Banks Tightening Lending Terms to Businesses
Over half of the 54 U.S. banks surveyed said that their institutions have put stricter standards on commercial and industrial loans and credit lines to large and medium-size firms. Sixty percent had done so in the period preceding the January survey. Nearly as many banks, 43 percent, reported they had tightened conditions on similar loans to small businesses, the Fed said. No bank said it had eased terms for either class of business borrower.
When banks tighten terms on business loans, they may do more than raise interest rates. For example, if some form of collateral, such as equipment or inventories, backs the loan the bank may ask for more to be pledged. The size of a line of credit may be reduced. And if a company is required to keep part of the loan proceeds on deposit in the bank in what is called a compensating balance, that balance may be increased.
Tighter terms do not necessarily mean that small-business borrowers are paying higher interest rates than they were three months ago. Many small-business loans are tied directly to banks' prime lending rate, with loan rates frequently stated in terms of the prime rate plus a spread of one or more percentage points.

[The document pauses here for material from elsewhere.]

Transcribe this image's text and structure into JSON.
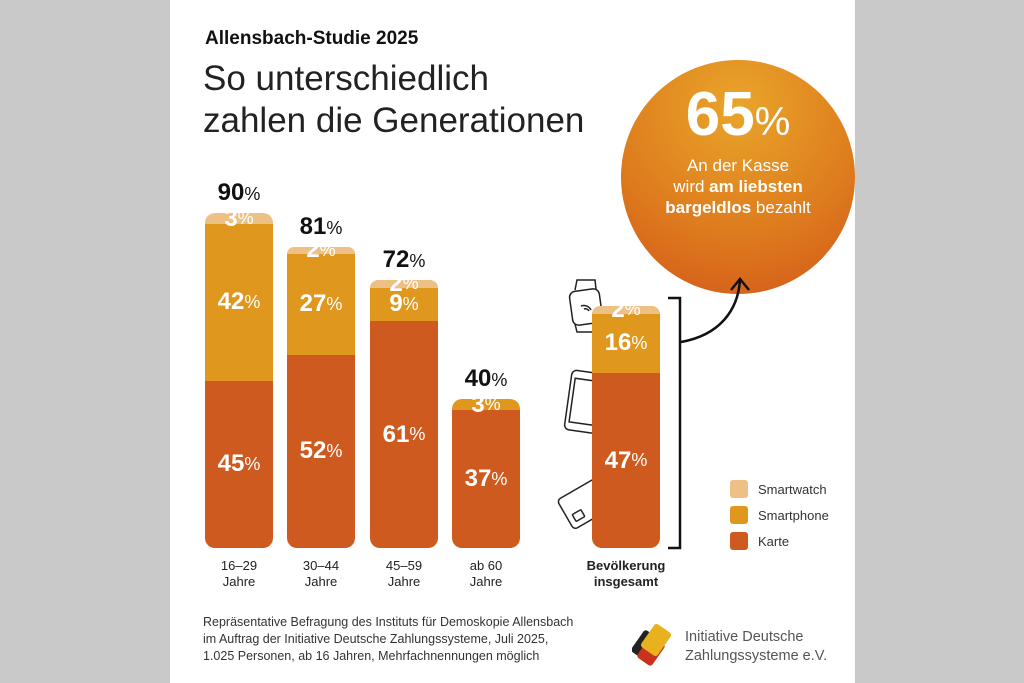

"As in the previous survey, about two-thirds of the domestic respondents said that they had raised premiums on riskier loans to large and middle-market firms at least somewhat, including a significant fraction that had widened these spreads considerably," the survey summary said. "For small firms, 48 percent of banks reported charging somewhat higher premiums on riskier loans and 10 percent increased their premiums considerably."
The loan officers, who routinely track their borrowers' ability to keep their loans current, said they were finding that some companies that previously were seen as very creditworthy were showing financial strain.
Fed Chairman Alan Greenspan has urged bankers not to become so over cautious that they deny loans to creditworthy firms.